# Disney's 2021 Movie Raya



## Joe Leoben (Oct 22, 2020)

Have you already seen the teaser for Disney's upcoming movie "Raya"?

It is a story about a Warrior Girl, searching for a dragon and using two Rattan Sticks as weapons.


----------



## Buka (Oct 22, 2020)

Welcome to Martial Talk, Joe.


----------



## drop bear (Oct 22, 2020)

Buka said:


> Welcome to Martial Talk, Joe.



I was going to do the same.

Looks pretty cool.


----------



## Monkey Turned Wolf (Oct 22, 2020)

Welcome! And yeah, someone sent that to me last night. I'm really excited to see how it turns out. Hoping that they have an actual FMA practitioner doing the choreography, and make it realistic (or at least as realistic as Disney fighting can be).


----------



## Steve (Oct 22, 2020)

The random folks on Twitter seem very excited to see a trailer in which there are diverse representations of people who are not white (i.e., not a bunch of "generic brown people"), no white people, and prominent use of arnis sticks (even if the actual style used seemed more Chinese than from the Philippines).  

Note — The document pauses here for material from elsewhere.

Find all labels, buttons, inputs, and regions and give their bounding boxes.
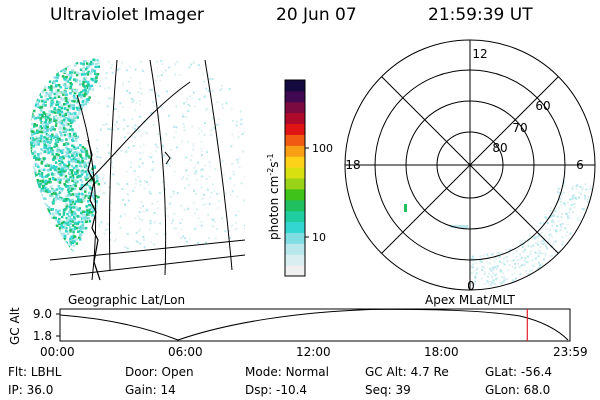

I have a 12 year old daughter, so even if it's terrible, I'll still be seeing it.


----------



## Joe Leoben (Oct 26, 2020)

Thank you for sharing the teaser. 
I am really excited about it, aswell as my wife and children


----------



## geezer (Feb 27, 2021)

GordonnotRamsay said:


> I've seen it and loved it. Kinda funny how I saw the memes before the trailer though.

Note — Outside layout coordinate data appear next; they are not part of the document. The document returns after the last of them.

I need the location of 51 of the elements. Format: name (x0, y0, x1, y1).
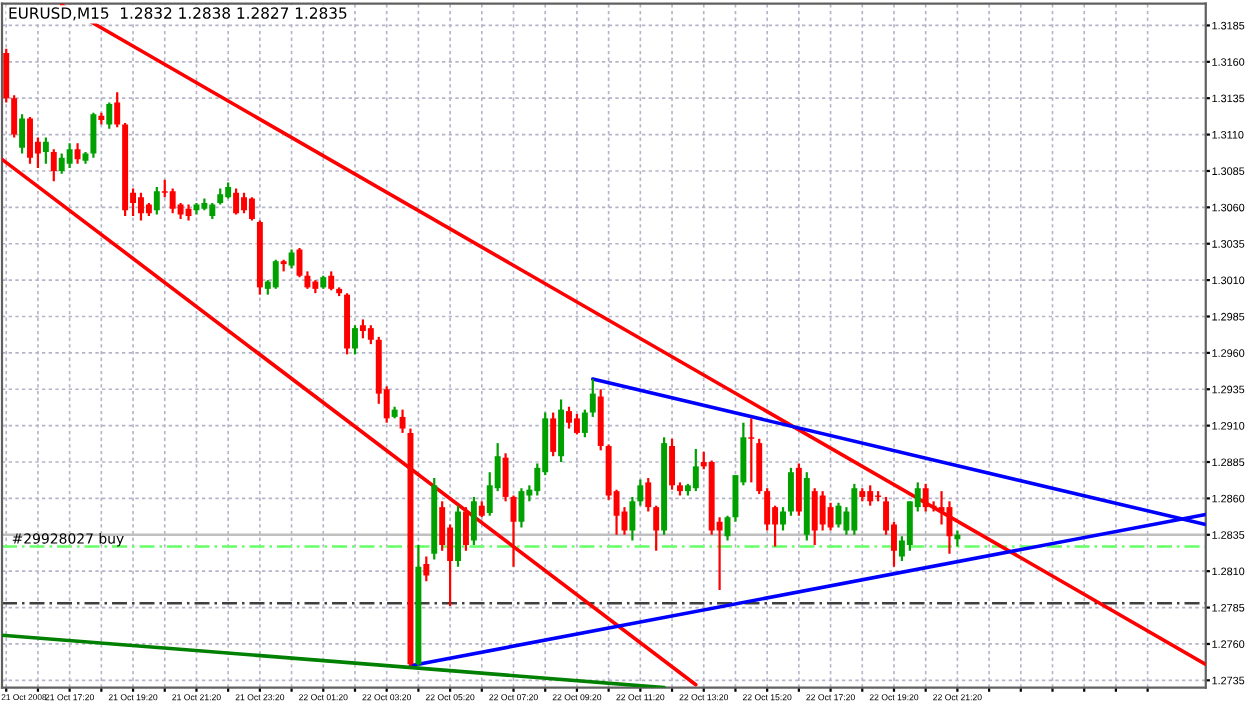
candlestick (423, 555, 430, 583)
candlestick (399, 408, 406, 435)
candlestick (272, 258, 279, 290)
candlestick (248, 196, 255, 222)
candlestick (558, 398, 565, 464)
candlestick (653, 504, 660, 552)
candlestick (827, 501, 834, 532)
candlestick (58, 152, 65, 175)
candlestick (19, 113, 26, 155)
candlestick (153, 185, 160, 216)
candlestick (106, 101, 113, 130)
candlestick (851, 482, 858, 536)
candlestick (811, 487, 818, 547)
candlestick (66, 142, 73, 170)
candlestick (50, 148, 57, 183)
candlestick (470, 495, 477, 547)
candlestick (566, 405, 572, 430)
candlestick (819, 490, 826, 532)
candlestick (645, 476, 652, 513)
candlestick (359, 318, 366, 340)
candlestick (589, 377, 596, 419)
candlestick (169, 187, 176, 215)
candlestick (138, 191, 144, 222)
candlestick (42, 136, 49, 165)
candlestick (867, 484, 874, 507)
candlestick (328, 270, 335, 292)
candlestick (550, 411, 557, 458)
candlestick (787, 466, 794, 517)
candlestick (764, 487, 771, 532)
candlestick (954, 529, 961, 548)
candlestick (11, 94, 18, 139)
candlestick (922, 482, 929, 513)
candlestick (114, 91, 121, 129)
candlestick (90, 111, 97, 159)
candlestick (795, 462, 802, 517)
candlestick (692, 447, 699, 493)
candlestick (27, 116, 33, 165)
candlestick (233, 187, 240, 216)
candlestick (74, 142, 81, 165)
candlestick (352, 324, 358, 356)
candlestick (780, 506, 786, 532)
candlestick (3, 47, 10, 104)
candlestick (573, 412, 580, 436)
candlestick (462, 506, 469, 552)
candlestick (288, 248, 295, 270)
candlestick (241, 191, 247, 215)
candlestick (748, 417, 755, 484)
candlestick (581, 408, 588, 439)
candlestick (367, 324, 374, 346)
candlestick (518, 487, 525, 529)
candlestick (669, 437, 676, 491)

What? You've seen it? Where? I didn't think it was going to be released until March of this year. With all the shut downs I thought it might go strait to streaming on Disney Plus or something.


----------



## Monkey Turned Wolf (Feb 27, 2021)

geezer said:


> What? You've seen it? Where? I didn't think it was going to be released until March of this year. With all the shut downs I thought it might go strait to streaming on Disney Plus or something.


He saw the trailer, not the actual movie. Some people do get movies early though..I know some friends of mine in the military would get essentially bootleg copies of movies not yet out while overseas..not sure if that was a legitimate perk they were given, or they just spread through the ranks, but heard that from a few different people.


----------